The couple, who have four children, pride themselves on their no-dig gardening approach which doesn’t interfere with the micro-organisms, fungi and worms that nourish plant roots. Laurenne said: “Basically you don’t till the ground, you place a compost mulch on it.

Tomatoes are a popular buy for customers of Happy Roots Farm.

"Once we started growing our own we were in awe of how tasty and how fresh our veg and fruit were.

"People love our tomatoes. We grow a lot of cherry tomatoes in different colours, really sweet flavoursome varieties, you just can’t get tomatoes that taste like them in the supermarket.

"Our flowers are really popular as well.
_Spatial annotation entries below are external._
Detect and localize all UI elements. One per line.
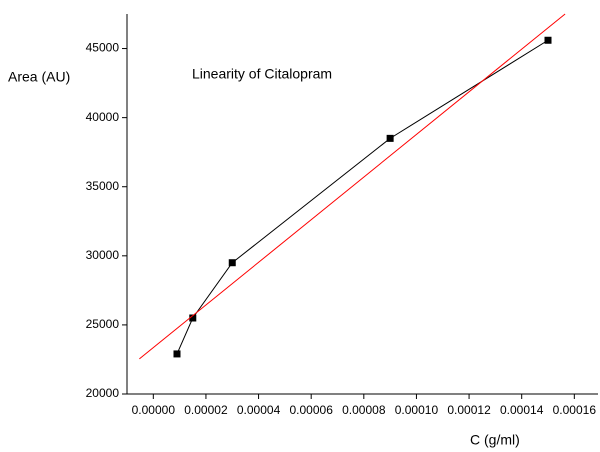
series-line	[139, 13, 566, 360]
chart-title: Linearity of Citalopram	[192, 66, 332, 82]
x-tick-label: 0.00016	[553, 403, 597, 417]
x-tick-label: 0.00000	[132, 403, 176, 417]
data-point	[228, 259, 236, 267]
y-tick-label: 20000	[86, 386, 120, 400]
y-tick-label: 30000	[86, 248, 120, 262]
y-tick-label: 25000	[86, 317, 120, 331]
data-point	[189, 314, 197, 322]
y-tick-label: 40000	[86, 110, 120, 124]
series-line	[176, 39, 549, 355]
data-point	[386, 134, 394, 142]
y-axis-label: Area (AU)	[8, 69, 70, 85]
data-point	[173, 350, 181, 358]
x-tick-label: 0.00008	[342, 403, 386, 417]
x-tick-label: 0.00006	[289, 403, 333, 417]
y-tick-label: 45000	[86, 41, 120, 55]
x-tick-label: 0.00012	[447, 403, 491, 417]
data-point	[544, 36, 552, 44]
x-tick-label: 0.00002	[184, 403, 228, 417]
x-tick-label: 0.00004	[237, 403, 281, 417]
x-axis-label: C (g/ml)	[470, 432, 520, 448]
x-tick-label: 0.00010	[395, 403, 439, 417]
y-tick-label: 35000	[86, 179, 120, 193]
x-tick-label: 0.00014	[500, 403, 544, 417]
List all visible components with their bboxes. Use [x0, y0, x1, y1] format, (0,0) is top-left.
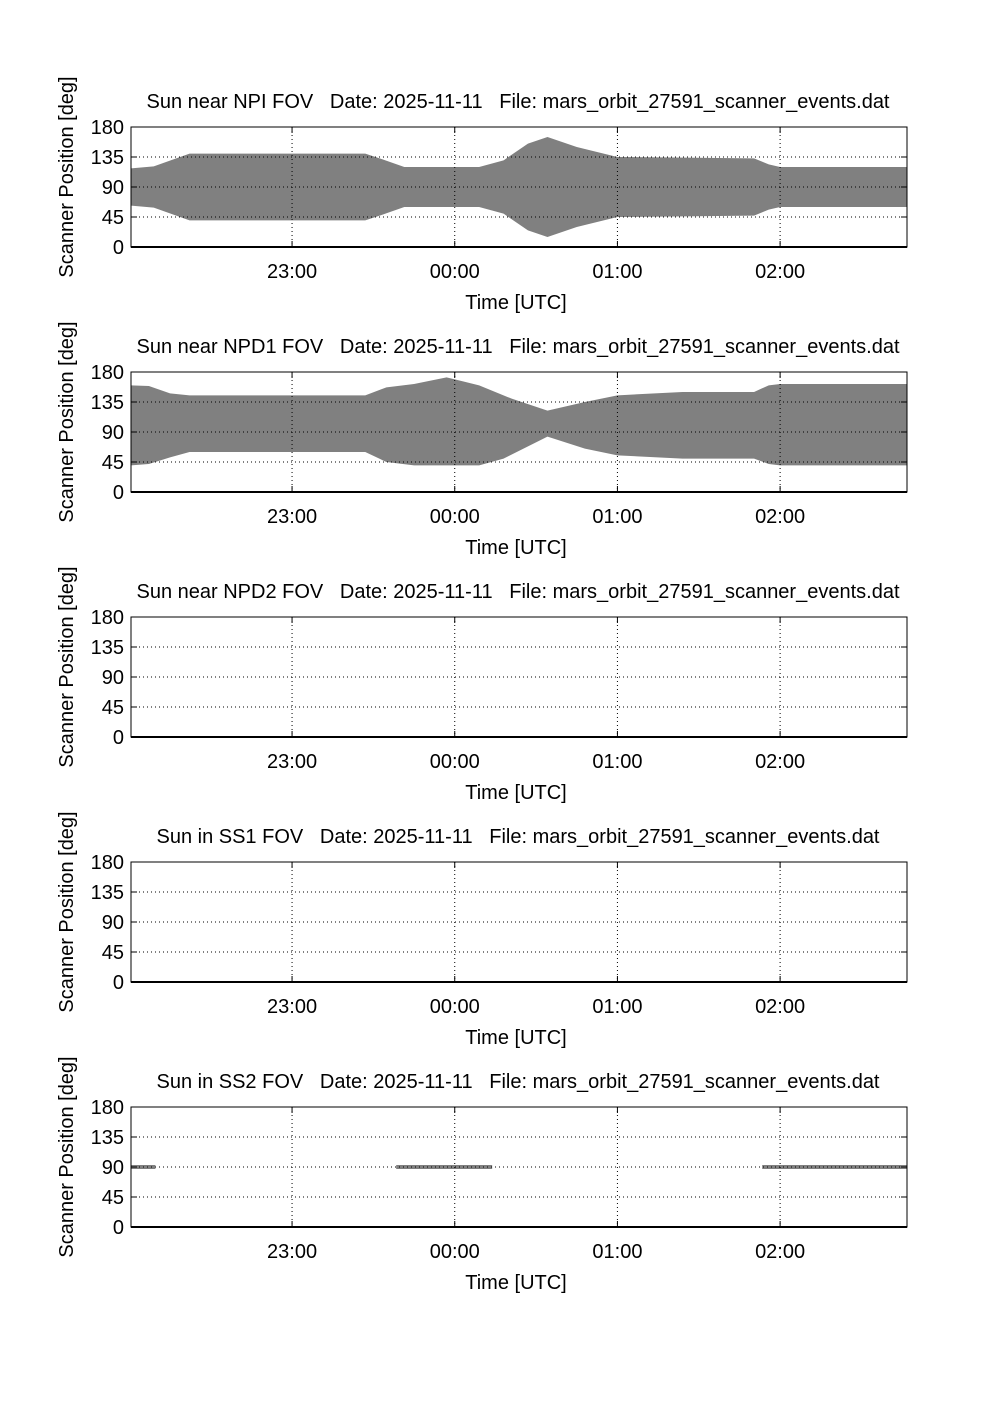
y-tick-label: 135 — [91, 882, 124, 904]
x-tick-label: 01:00 — [592, 261, 642, 283]
x-axis-label: Time [UTC] — [465, 537, 566, 559]
y-tick-label: 45 — [102, 1187, 124, 1209]
scanner-band — [131, 377, 907, 466]
x-tick-label: 01:00 — [592, 1241, 642, 1263]
y-tick-label: 90 — [102, 667, 124, 689]
y-tick-label: 180 — [91, 362, 124, 384]
panel-5: 0 45 90 135 180 23:00 00:00 01:00 02:00 Sun in SS… — [56, 1056, 908, 1294]
x-tick-label: 02:00 — [755, 506, 805, 528]
x-tick-label: 00:00 — [430, 506, 480, 528]
x-axis-label: Time [UTC] — [465, 1272, 566, 1294]
x-tick-label: 00:00 — [430, 996, 480, 1018]
y-axis-label: Scanner Position [deg] — [56, 321, 78, 522]
y-tick-label: 45 — [102, 207, 124, 229]
x-tick-label: 01:00 — [592, 996, 642, 1018]
y-tick-label: 45 — [102, 942, 124, 964]
chart-title: Sun in SS1 FOV Date: 2025-11-11 File: ma… — [156, 826, 879, 848]
y-tick-label: 135 — [91, 637, 124, 659]
y-tick-label: 90 — [102, 177, 124, 199]
chart-title: Sun near NPI FOV Date: 2025-11-11 File: … — [146, 91, 889, 113]
x-tick-label: 23:00 — [267, 506, 317, 528]
y-axis-label: Scanner Position [deg] — [56, 811, 78, 1012]
y-tick-label: 90 — [102, 912, 124, 934]
y-tick-label: 180 — [91, 607, 124, 629]
x-axis-label: Time [UTC] — [465, 782, 566, 804]
x-tick-label: 23:00 — [267, 751, 317, 773]
y-tick-label: 135 — [91, 147, 124, 169]
chart-title: Sun near NPD1 FOV Date: 2025-11-11 File:… — [136, 336, 899, 358]
y-tick-label: 0 — [113, 727, 124, 749]
y-tick-label: 0 — [113, 237, 124, 259]
chart-title: Sun in SS2 FOV Date: 2025-11-11 File: ma… — [156, 1071, 879, 1093]
y-tick-label: 90 — [102, 422, 124, 444]
x-tick-label: 02:00 — [755, 261, 805, 283]
x-tick-label: 00:00 — [430, 751, 480, 773]
y-tick-label: 135 — [91, 392, 124, 414]
panel-2: 0 45 90 135 180 23:00 00:00 01:00 02:00 Sun near … — [56, 321, 908, 559]
y-tick-label: 0 — [113, 482, 124, 504]
x-tick-label: 02:00 — [755, 996, 805, 1018]
chart-title: Sun near NPD2 FOV Date: 2025-11-11 File:… — [136, 581, 899, 603]
y-tick-label: 90 — [102, 1157, 124, 1179]
y-tick-label: 180 — [91, 1097, 124, 1119]
y-axis-label: Scanner Position [deg] — [56, 1056, 78, 1257]
y-axis-label: Scanner Position [deg] — [56, 566, 78, 767]
x-tick-label: 23:00 — [267, 1241, 317, 1263]
x-tick-label: 23:00 — [267, 996, 317, 1018]
x-tick-label: 00:00 — [430, 261, 480, 283]
y-tick-label: 45 — [102, 452, 124, 474]
x-tick-label: 02:00 — [755, 751, 805, 773]
panel-3: 0 45 90 135 180 23:00 00:00 01:00 02:00 Sun near … — [56, 566, 908, 804]
x-tick-label: 00:00 — [430, 1241, 480, 1263]
x-axis-label: Time [UTC] — [465, 1027, 566, 1049]
x-tick-label: 02:00 — [755, 1241, 805, 1263]
x-axis-label: Time [UTC] — [465, 292, 566, 314]
x-tick-label: 01:00 — [592, 751, 642, 773]
panel-4: 0 45 90 135 180 23:00 00:00 01:00 02:00 Sun in SS… — [56, 811, 908, 1049]
y-axis-label: Scanner Position [deg] — [56, 76, 78, 277]
y-tick-label: 0 — [113, 972, 124, 994]
x-tick-label: 23:00 — [267, 261, 317, 283]
panel-1: 0 45 90 135 180 23:00 00:00 01:00 02:00 Sun near … — [56, 76, 908, 314]
y-tick-label: 45 — [102, 697, 124, 719]
y-tick-label: 135 — [91, 1127, 124, 1149]
y-tick-label: 0 — [113, 1217, 124, 1239]
y-tick-label: 180 — [91, 117, 124, 139]
x-tick-label: 01:00 — [592, 506, 642, 528]
y-tick-label: 180 — [91, 852, 124, 874]
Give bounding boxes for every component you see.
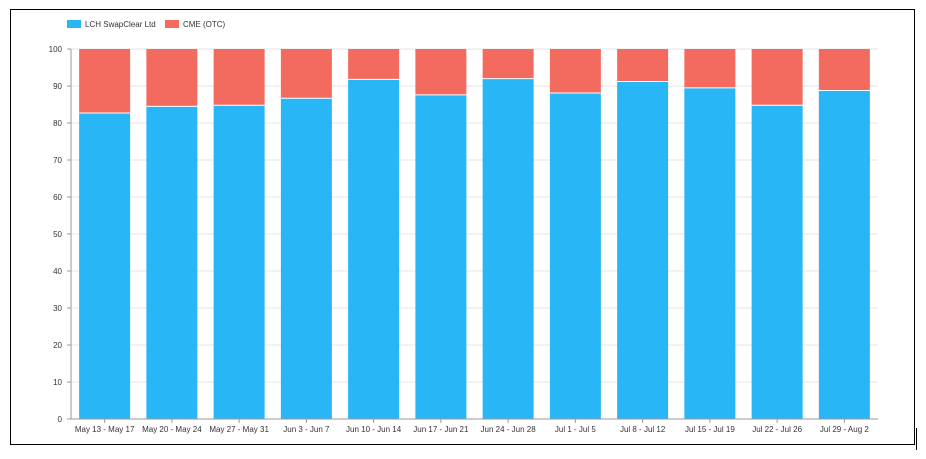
bar-cme-2[interactable] (213, 49, 265, 106)
x-tick-label-9: Jul 15 - Jul 19 (685, 425, 735, 434)
bar-cme-9[interactable] (684, 49, 736, 88)
x-tick-label-1: May 20 - May 24 (142, 425, 202, 434)
bar-lch-2[interactable] (213, 105, 265, 420)
y-tick-label-70: 70 (53, 156, 62, 165)
cursor-line (916, 428, 917, 450)
x-tick-label-7: Jul 1 - Jul 5 (555, 425, 596, 434)
y-tick-label-10: 10 (53, 378, 62, 387)
bar-lch-5[interactable] (415, 94, 467, 419)
x-tick-label-5: Jun 17 - Jun 21 (413, 425, 469, 434)
x-tick-label-4: Jun 10 - Jun 14 (346, 425, 402, 434)
x-tick-label-10: Jul 22 - Jul 26 (752, 425, 802, 434)
legend-swatch-1[interactable] (165, 20, 179, 28)
bar-lch-3[interactable] (280, 98, 332, 420)
bar-cme-6[interactable] (482, 49, 534, 79)
y-tick-label-60: 60 (53, 193, 62, 202)
bar-cme-11[interactable] (818, 49, 870, 91)
bar-lch-8[interactable] (617, 81, 669, 419)
bar-lch-6[interactable] (482, 78, 534, 419)
x-tick-label-2: May 27 - May 31 (209, 425, 269, 434)
x-tick-label-6: Jun 24 - Jun 28 (481, 425, 537, 434)
y-tick-label-80: 80 (53, 119, 62, 128)
y-tick-label-0: 0 (58, 415, 63, 424)
x-tick-label-0: May 13 - May 17 (75, 425, 135, 434)
bar-lch-11[interactable] (818, 90, 870, 419)
x-tick-label-8: Jul 8 - Jul 12 (620, 425, 666, 434)
bar-cme-7[interactable] (549, 49, 601, 94)
bar-lch-9[interactable] (684, 87, 736, 419)
y-tick-label-40: 40 (53, 267, 62, 276)
bar-cme-5[interactable] (415, 49, 467, 95)
bar-cme-1[interactable] (146, 49, 198, 107)
legend-swatch-0[interactable] (67, 20, 81, 28)
bar-lch-1[interactable] (146, 106, 198, 419)
y-tick-label-30: 30 (53, 304, 62, 313)
axes: 0 10 20 30 40 50 60 70 80 90 100 May 13 - May 17 May… (49, 45, 878, 434)
bar-cme-10[interactable] (751, 49, 803, 106)
y-tick-label-90: 90 (53, 82, 62, 91)
y-tick-label-20: 20 (53, 341, 62, 350)
bars (79, 49, 870, 420)
x-tick-label-3: Jun 3 - Jun 7 (283, 425, 330, 434)
legend-label-1[interactable]: CME (OTC) (183, 20, 226, 29)
y-tick-label-100: 100 (49, 45, 63, 54)
bar-cme-4[interactable] (348, 49, 400, 80)
legend: LCH SwapClear Ltd CME (OTC) (67, 20, 226, 29)
bar-cme-8[interactable] (617, 49, 669, 82)
bar-lch-10[interactable] (751, 105, 803, 420)
bar-lch-4[interactable] (348, 79, 400, 419)
y-tick-label-50: 50 (53, 230, 62, 239)
bar-cme-0[interactable] (79, 49, 131, 114)
bar-lch-7[interactable] (549, 93, 601, 419)
legend-label-0[interactable]: LCH SwapClear Ltd (85, 20, 156, 29)
bar-cme-3[interactable] (280, 49, 332, 99)
bar-lch-0[interactable] (79, 113, 131, 419)
x-tick-label-11: Jul 29 - Aug 2 (820, 425, 869, 434)
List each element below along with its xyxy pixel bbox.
We also do edible flowers for salads and cakes – people who buy them know they are coming from a farm that doesn’t spray them with chemicals.”

Unusual herbs such as blackcurrant sage and berries and cream mint are also grown at Happy Roots Farm.

Crops are grown without pesticides or artificial fertilisers at Happy Roots Farm.

The business offers delivery to customers within a three-mile radius and its owners are hoping to set up collection hubs elsewhere within the next few months.

Laurenne said: "We have a little farm stand on the drive that’s mainly open at the weekend when our veg is in season. Throughout the summer, it’s filled with veg and flowers. We get people who are out walking or pop up in the car – they like to come to the farm to pick stuff up. A lot of them have kids who play with our kids and we have a little library with books next to the stall.

"Lockdown has given people a new appreciation for supporting local businesses which has been really nice. The community impact has been really successful, we’ve got more people coming on board and learning about what we do.

"We’re not organic certified but we’re on a par with supermarkets’ organic. There are some times that our veg is more expensive than Aldi but we try and keep the costs as low as we can; we’re always price-checking against supermarkets. When we set up we didn’t want it to be something that was only accessible to people with huge amounts of disposable income.”

Like all growers, the Hopkins have discovered that raising crops is dependent on the elements. Laurenne said: “You’re at the mercy of the weather, animals and insects. Last year we didn’t do very well for aubergine but the year before they were brilliant. We’re happy to roll with it and keep trying to see what works.”

The couple also sell bread, pastries, sweet treats, home and personal care products from local suppliers.

Happy Roots Farm offers a zero waste refill service on the cleaning, laundry and personal care products it sells. Laurenne said: “It’s amazing when you realise that the big bottles we refill out of have saved a few hundred single use bottles from going to landfill. It is so motivating and we want to grow that side as much as we can.”

Gaz, 34, and Lauren have subsidised the setting up of their farm through their other jobs; he works in IT and she sells secondhand clothes online.